Am I being paranoid or are you saying that I am responsible for this problem you have with obsessing? I'm not going to be able to sleep tonite wondering how I could have save you from this fate. There is nothing wrong with a little over thinking! Love you!
uh, once you hit 18 you own your own pink slip, so don't blame your loving, lovely parents, whoever they may be!
I totally do the same thing. The post was hilarious! I loved it. I totally think of one crazy thing that spirals into a whole series of crazy events.
And this is why we LOVE you!
Crazy! (the kidnapping bit that is). You... a little on the paranoid side :) I'm still sad I'm moving, even if I live in Kidnapping central. I seriously wanted to cry today, talking about any goodbye get together. I'm such a baby and so not ready to leave my house and friends
Move to Kentucky!! hint hint....
I thought I was a worrier! Holy cow, you have me beat! LOL! But I still love you.
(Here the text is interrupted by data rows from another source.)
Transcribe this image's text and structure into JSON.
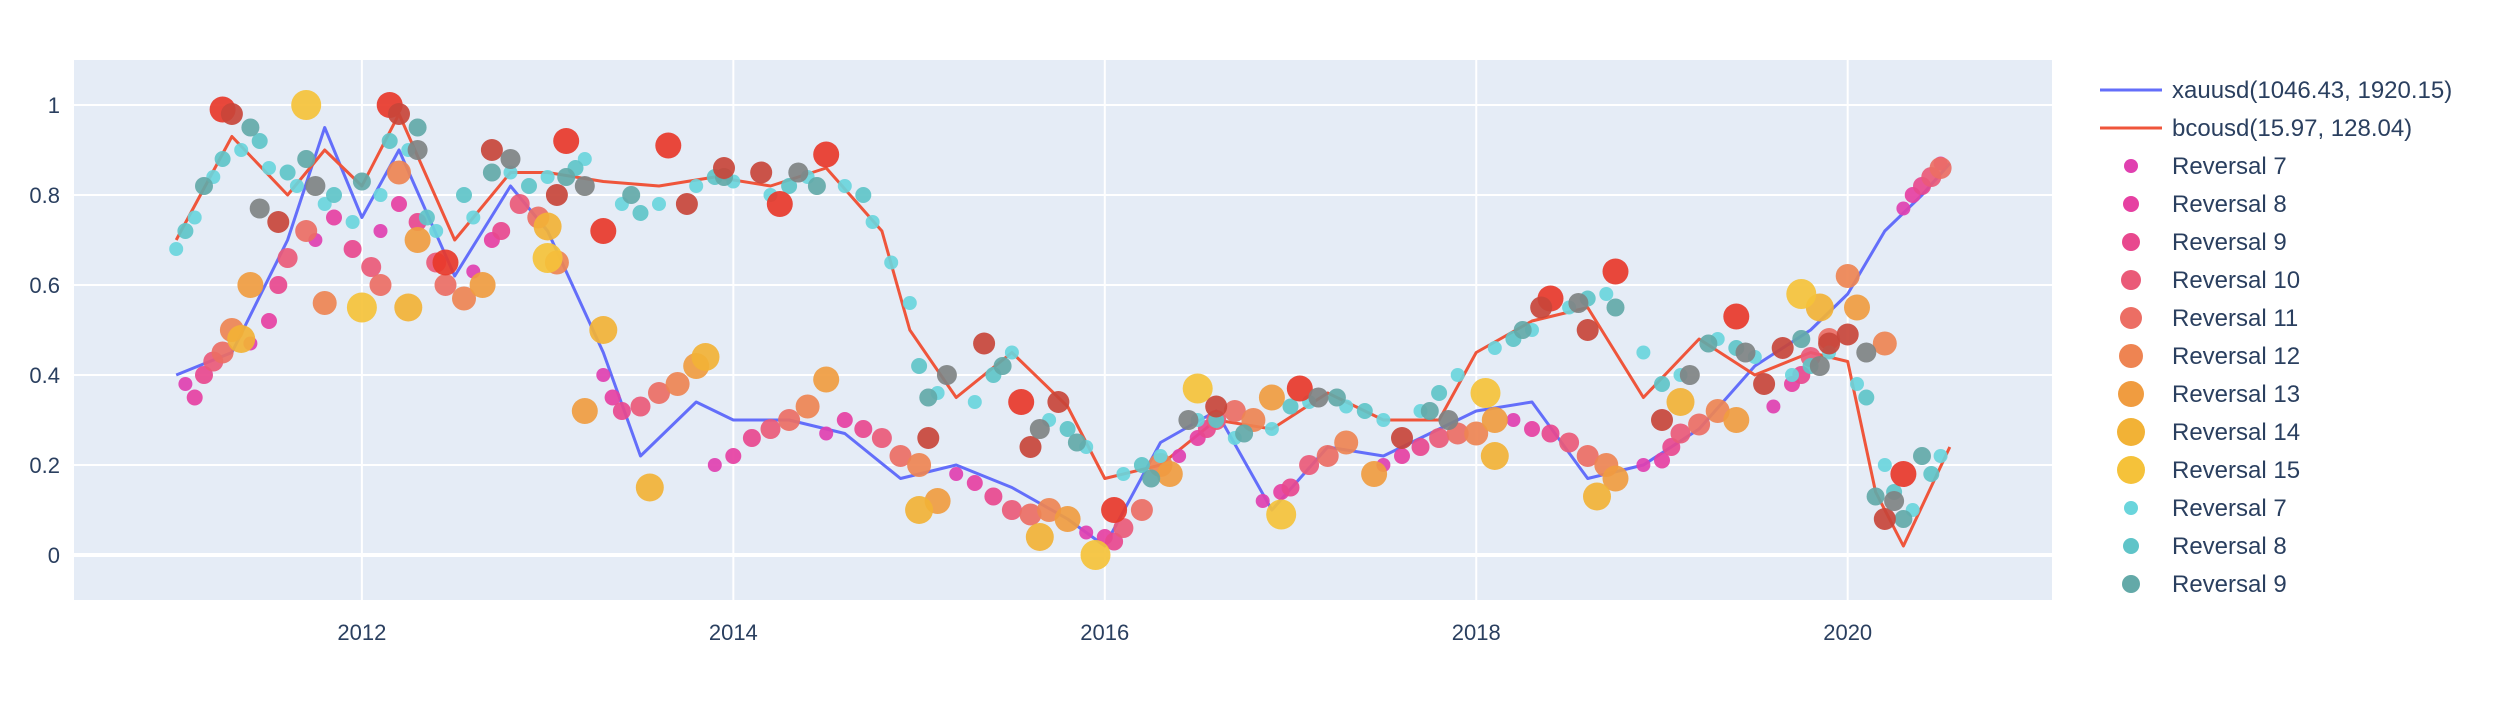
{
  "chart_data": {
    "type": "scatter",
    "title": "",
    "xlabel": "",
    "ylabel": "",
    "xlim": [
      2010.45,
      2021.1
    ],
    "ylim": [
      -0.1,
      1.1
    ],
    "grid": true,
    "legend_position": "right",
    "colors": {
      "plot_bg": "#e5ecf6",
      "grid": "#ffffff",
      "text": "#2a3f5f",
      "xauusd": "#636efa",
      "bcousd": "#ef553b"
    },
    "xticks": [
      {
        "value": 2012,
        "label": "2012"
      },
      {
        "value": 2014,
        "label": "2014"
      },
      {
        "value": 2016,
        "label": "2016"
      },
      {
        "value": 2018,
        "label": "2018"
      },
      {
        "value": 2020,
        "label": "2020"
      }
    ],
    "yticks": [
      {
        "value": 0,
        "label": "0"
      },
      {
        "value": 0.2,
        "label": "0.2"
      },
      {
        "value": 0.4,
        "label": "0.4"
      },
      {
        "value": 0.6,
        "label": "0.6"
      },
      {
        "value": 0.8,
        "label": "0.8"
      },
      {
        "value": 1,
        "label": "1"
      }
    ],
    "series": [
      {
        "name": "xauusd(1046.43, 1920.15)",
        "kind": "line",
        "color": "#636efa",
        "x": [
          2011.0,
          2011.3,
          2011.6,
          2011.8,
          2012.0,
          2012.2,
          2012.5,
          2012.8,
          2013.0,
          2013.3,
          2013.5,
          2013.8,
          2014.0,
          2014.3,
          2014.6,
          2014.9,
          2015.2,
          2015.5,
          2015.8,
          2016.0,
          2016.3,
          2016.6,
          2016.9,
          2017.2,
          2017.5,
          2017.8,
          2018.0,
          2018.3,
          2018.6,
          2018.9,
          2019.2,
          2019.5,
          2019.8,
          2020.0,
          2020.2,
          2020.4,
          2020.55
        ],
        "values": [
          0.4,
          0.45,
          0.7,
          0.95,
          0.75,
          0.9,
          0.62,
          0.82,
          0.72,
          0.45,
          0.22,
          0.34,
          0.3,
          0.3,
          0.27,
          0.17,
          0.2,
          0.15,
          0.08,
          0.02,
          0.25,
          0.32,
          0.1,
          0.24,
          0.22,
          0.28,
          0.32,
          0.34,
          0.17,
          0.2,
          0.28,
          0.42,
          0.5,
          0.58,
          0.72,
          0.8,
          0.87
        ]
      },
      {
        "name": "bcousd(15.97, 128.04)",
        "kind": "line",
        "color": "#ef553b",
        "x": [
          2011.0,
          2011.3,
          2011.6,
          2011.8,
          2012.0,
          2012.2,
          2012.5,
          2012.8,
          2013.0,
          2013.3,
          2013.6,
          2013.9,
          2014.2,
          2014.5,
          2014.8,
          2014.95,
          2015.2,
          2015.5,
          2015.8,
          2016.0,
          2016.3,
          2016.6,
          2016.9,
          2017.2,
          2017.5,
          2017.8,
          2018.0,
          2018.3,
          2018.6,
          2018.9,
          2019.2,
          2019.5,
          2019.8,
          2020.0,
          2020.15,
          2020.3,
          2020.55
        ],
        "values": [
          0.7,
          0.93,
          0.8,
          0.9,
          0.82,
          0.98,
          0.7,
          0.85,
          0.85,
          0.83,
          0.82,
          0.84,
          0.82,
          0.86,
          0.72,
          0.5,
          0.35,
          0.45,
          0.33,
          0.17,
          0.2,
          0.3,
          0.28,
          0.36,
          0.3,
          0.3,
          0.45,
          0.52,
          0.55,
          0.35,
          0.48,
          0.4,
          0.45,
          0.43,
          0.14,
          0.02,
          0.24
        ]
      },
      {
        "name": "Reversal 7",
        "color": "#e040b0",
        "size": 7,
        "x": [
          2011.05,
          2011.4,
          2011.75,
          2012.1,
          2012.6,
          2013.3,
          2013.9,
          2014.5,
          2015.2,
          2015.9,
          2016.4,
          2016.85,
          2017.5,
          2018.2,
          2018.9,
          2019.6,
          2020.3,
          2020.5
        ],
        "values": [
          0.38,
          0.47,
          0.7,
          0.72,
          0.63,
          0.4,
          0.2,
          0.27,
          0.18,
          0.05,
          0.22,
          0.12,
          0.2,
          0.3,
          0.2,
          0.33,
          0.77,
          0.87
        ]
      },
      {
        "name": "Reversal 8",
        "color": "#e640a2",
        "size": 8,
        "x": [
          2011.1,
          2011.5,
          2011.85,
          2012.2,
          2012.7,
          2013.35,
          2014.0,
          2014.6,
          2015.3,
          2016.0,
          2016.5,
          2016.95,
          2017.6,
          2018.3,
          2019.0,
          2019.7,
          2020.35
        ],
        "values": [
          0.35,
          0.52,
          0.75,
          0.78,
          0.7,
          0.35,
          0.22,
          0.3,
          0.16,
          0.04,
          0.26,
          0.14,
          0.22,
          0.28,
          0.21,
          0.38,
          0.8
        ]
      },
      {
        "name": "Reversal 9",
        "color": "#e8488e",
        "size": 9,
        "x": [
          2011.15,
          2011.55,
          2011.95,
          2012.3,
          2012.75,
          2013.4,
          2014.1,
          2014.7,
          2015.4,
          2016.05,
          2016.55,
          2017.0,
          2017.7,
          2018.4,
          2019.05,
          2019.75,
          2020.4
        ],
        "values": [
          0.4,
          0.6,
          0.68,
          0.74,
          0.72,
          0.32,
          0.26,
          0.28,
          0.13,
          0.03,
          0.28,
          0.15,
          0.24,
          0.27,
          0.24,
          0.4,
          0.82
        ]
      },
      {
        "name": "Reversal 10",
        "color": "#ea5a78",
        "size": 10,
        "x": [
          2011.2,
          2011.6,
          2012.05,
          2012.4,
          2012.85,
          2013.5,
          2014.2,
          2014.8,
          2015.5,
          2016.1,
          2016.6,
          2017.1,
          2017.8,
          2018.5,
          2019.1,
          2019.8,
          2020.45
        ],
        "values": [
          0.43,
          0.66,
          0.64,
          0.65,
          0.78,
          0.33,
          0.28,
          0.26,
          0.1,
          0.06,
          0.3,
          0.2,
          0.26,
          0.25,
          0.27,
          0.44,
          0.84
        ]
      },
      {
        "name": "Reversal 11",
        "color": "#ec6e64",
        "size": 11,
        "x": [
          2011.25,
          2011.7,
          2012.1,
          2012.45,
          2012.95,
          2013.6,
          2014.3,
          2014.9,
          2015.6,
          2016.2,
          2016.7,
          2017.2,
          2017.9,
          2018.6,
          2019.2,
          2019.9,
          2020.5
        ],
        "values": [
          0.45,
          0.72,
          0.6,
          0.6,
          0.75,
          0.36,
          0.3,
          0.22,
          0.09,
          0.1,
          0.32,
          0.22,
          0.27,
          0.22,
          0.29,
          0.48,
          0.86
        ]
      },
      {
        "name": "Reversal 12",
        "color": "#ee8452",
        "size": 12,
        "x": [
          2011.3,
          2011.8,
          2012.2,
          2012.55,
          2013.05,
          2013.7,
          2014.4,
          2015.0,
          2015.7,
          2016.3,
          2016.8,
          2017.3,
          2018.0,
          2018.7,
          2019.3,
          2020.0,
          2020.2
        ],
        "values": [
          0.5,
          0.56,
          0.85,
          0.57,
          0.65,
          0.38,
          0.33,
          0.2,
          0.1,
          0.2,
          0.3,
          0.25,
          0.27,
          0.2,
          0.32,
          0.62,
          0.47
        ]
      },
      {
        "name": "Reversal 13",
        "color": "#f09c40",
        "size": 13,
        "x": [
          2011.4,
          2012.3,
          2012.65,
          2013.2,
          2013.8,
          2014.5,
          2015.1,
          2015.8,
          2016.35,
          2016.9,
          2017.45,
          2018.1,
          2018.75,
          2019.4,
          2020.05
        ],
        "values": [
          0.6,
          0.7,
          0.6,
          0.32,
          0.42,
          0.39,
          0.12,
          0.08,
          0.18,
          0.35,
          0.18,
          0.3,
          0.17,
          0.3,
          0.55
        ]
      },
      {
        "name": "Reversal 14",
        "color": "#f2b236",
        "size": 14,
        "x": [
          2011.35,
          2012.25,
          2013.0,
          2013.3,
          2013.55,
          2013.85,
          2015.0,
          2015.65,
          2018.1,
          2018.65,
          2019.1,
          2019.85
        ],
        "values": [
          0.48,
          0.55,
          0.73,
          0.5,
          0.15,
          0.44,
          0.1,
          0.04,
          0.22,
          0.13,
          0.34,
          0.55
        ]
      },
      {
        "name": "Reversal 15",
        "color": "#f5c23a",
        "size": 15,
        "x": [
          2011.7,
          2012.0,
          2013.0,
          2015.95,
          2016.5,
          2016.95,
          2018.05,
          2019.75
        ],
        "values": [
          1.0,
          0.55,
          0.66,
          0.0,
          0.37,
          0.09,
          0.36,
          0.58
        ]
      },
      {
        "name": "Reversal 7",
        "color": "#6ad5dc",
        "size": 7,
        "x": [
          2011.0,
          2011.1,
          2011.2,
          2011.35,
          2011.5,
          2011.65,
          2011.8,
          2011.95,
          2012.1,
          2012.25,
          2012.4,
          2012.6,
          2012.8,
          2013.0,
          2013.2,
          2013.4,
          2013.6,
          2013.8,
          2014.0,
          2014.2,
          2014.4,
          2014.6,
          2014.75,
          2014.85,
          2014.95,
          2015.1,
          2015.3,
          2015.5,
          2015.7,
          2015.9,
          2016.1,
          2016.3,
          2016.5,
          2016.7,
          2016.9,
          2017.1,
          2017.3,
          2017.5,
          2017.7,
          2017.9,
          2018.1,
          2018.3,
          2018.5,
          2018.7,
          2018.9,
          2019.1,
          2019.3,
          2019.5,
          2019.7,
          2019.9,
          2020.05,
          2020.2,
          2020.35,
          2020.5
        ],
        "values": [
          0.68,
          0.75,
          0.84,
          0.9,
          0.86,
          0.82,
          0.78,
          0.74,
          0.8,
          0.9,
          0.72,
          0.75,
          0.85,
          0.84,
          0.88,
          0.78,
          0.78,
          0.82,
          0.83,
          0.8,
          0.84,
          0.82,
          0.74,
          0.65,
          0.56,
          0.36,
          0.34,
          0.45,
          0.3,
          0.24,
          0.18,
          0.22,
          0.3,
          0.26,
          0.28,
          0.34,
          0.33,
          0.3,
          0.32,
          0.4,
          0.46,
          0.5,
          0.55,
          0.58,
          0.45,
          0.4,
          0.48,
          0.44,
          0.4,
          0.45,
          0.38,
          0.2,
          0.1,
          0.22
        ]
      },
      {
        "name": "Reversal 8",
        "color": "#5fc4c8",
        "size": 8,
        "x": [
          2011.05,
          2011.25,
          2011.45,
          2011.6,
          2011.85,
          2012.15,
          2012.35,
          2012.55,
          2012.9,
          2013.15,
          2013.5,
          2013.9,
          2014.3,
          2014.7,
          2015.0,
          2015.4,
          2015.8,
          2016.2,
          2016.6,
          2017.0,
          2017.4,
          2017.8,
          2018.2,
          2018.6,
          2019.0,
          2019.4,
          2019.8,
          2020.1,
          2020.25,
          2020.45
        ],
        "values": [
          0.72,
          0.88,
          0.92,
          0.85,
          0.8,
          0.92,
          0.75,
          0.8,
          0.82,
          0.86,
          0.76,
          0.84,
          0.82,
          0.8,
          0.42,
          0.4,
          0.28,
          0.2,
          0.3,
          0.33,
          0.32,
          0.36,
          0.48,
          0.57,
          0.38,
          0.46,
          0.42,
          0.35,
          0.14,
          0.18
        ]
      },
      {
        "name": "Reversal 9",
        "color": "#63a9a8",
        "size": 9,
        "x": [
          2011.15,
          2011.4,
          2011.7,
          2012.0,
          2012.3,
          2012.7,
          2013.1,
          2013.45,
          2013.95,
          2014.45,
          2015.05,
          2015.45,
          2015.85,
          2016.25,
          2016.75,
          2017.25,
          2017.75,
          2018.25,
          2018.75,
          2019.25,
          2019.75,
          2020.15,
          2020.3,
          2020.4
        ],
        "values": [
          0.82,
          0.95,
          0.88,
          0.83,
          0.95,
          0.85,
          0.84,
          0.8,
          0.84,
          0.82,
          0.35,
          0.42,
          0.25,
          0.17,
          0.27,
          0.35,
          0.32,
          0.5,
          0.55,
          0.47,
          0.48,
          0.13,
          0.08,
          0.22
        ]
      },
      {
        "name": "",
        "color": "#e8382a",
        "size": 13,
        "x": [
          2011.25,
          2012.15,
          2012.45,
          2013.1,
          2013.3,
          2013.65,
          2014.25,
          2014.5,
          2015.55,
          2016.05,
          2017.05,
          2018.4,
          2018.75,
          2019.4,
          2020.3
        ],
        "values": [
          0.99,
          1.0,
          0.65,
          0.92,
          0.72,
          0.91,
          0.78,
          0.89,
          0.34,
          0.1,
          0.37,
          0.57,
          0.63,
          0.53,
          0.18
        ]
      },
      {
        "name": "",
        "color": "#c8453a",
        "size": 11,
        "x": [
          2011.3,
          2011.55,
          2012.2,
          2012.7,
          2013.05,
          2013.75,
          2013.95,
          2014.15,
          2015.05,
          2015.35,
          2015.6,
          2015.75,
          2016.6,
          2017.6,
          2018.35,
          2018.6,
          2019.0,
          2019.55,
          2019.65,
          2019.9,
          2020.0,
          2020.2
        ],
        "values": [
          0.98,
          0.74,
          0.98,
          0.9,
          0.8,
          0.78,
          0.86,
          0.85,
          0.26,
          0.47,
          0.24,
          0.34,
          0.33,
          0.26,
          0.55,
          0.5,
          0.3,
          0.38,
          0.46,
          0.47,
          0.49,
          0.08
        ]
      },
      {
        "name": "",
        "color": "#7f8383",
        "size": 10,
        "x": [
          2011.45,
          2011.75,
          2012.3,
          2012.8,
          2013.2,
          2014.35,
          2015.15,
          2015.65,
          2016.45,
          2017.15,
          2017.85,
          2018.55,
          2019.15,
          2019.45,
          2019.85,
          2020.1,
          2020.25
        ],
        "values": [
          0.77,
          0.82,
          0.9,
          0.88,
          0.82,
          0.85,
          0.4,
          0.28,
          0.3,
          0.35,
          0.3,
          0.56,
          0.4,
          0.45,
          0.42,
          0.45,
          0.12
        ]
      }
    ]
  }
}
Then what would you do if anonymous people started commenting on your blog?
By the way, my pregnant little friend . . . feelings of paranoia are OFTEN a result of increased hormonal activity! Did you know that?? You may be paranoid, but that doesn't make you crazy! Blame it on the current physical condition of your body! ♥
HA! You are so funny! If you really want to move...you could be our neighbor:o) And HATE yourself cuz you moved to the freezing cold! Maybe the snowmen would come to life, snatch you up, and turn you into a HUGE snowball, where you would freeze and DIE:o) you make me laugh!
He he! YOu and my sister Holly would make a great pair. She used to sleep with a knife under her mattress and her bedroom door locked, just in case somebody snuck into our house, went past EVERYONE elses bedrooms, and decided to murder her :). Oh, Savannah is pretty bad too - one of the highest crime rates in the country.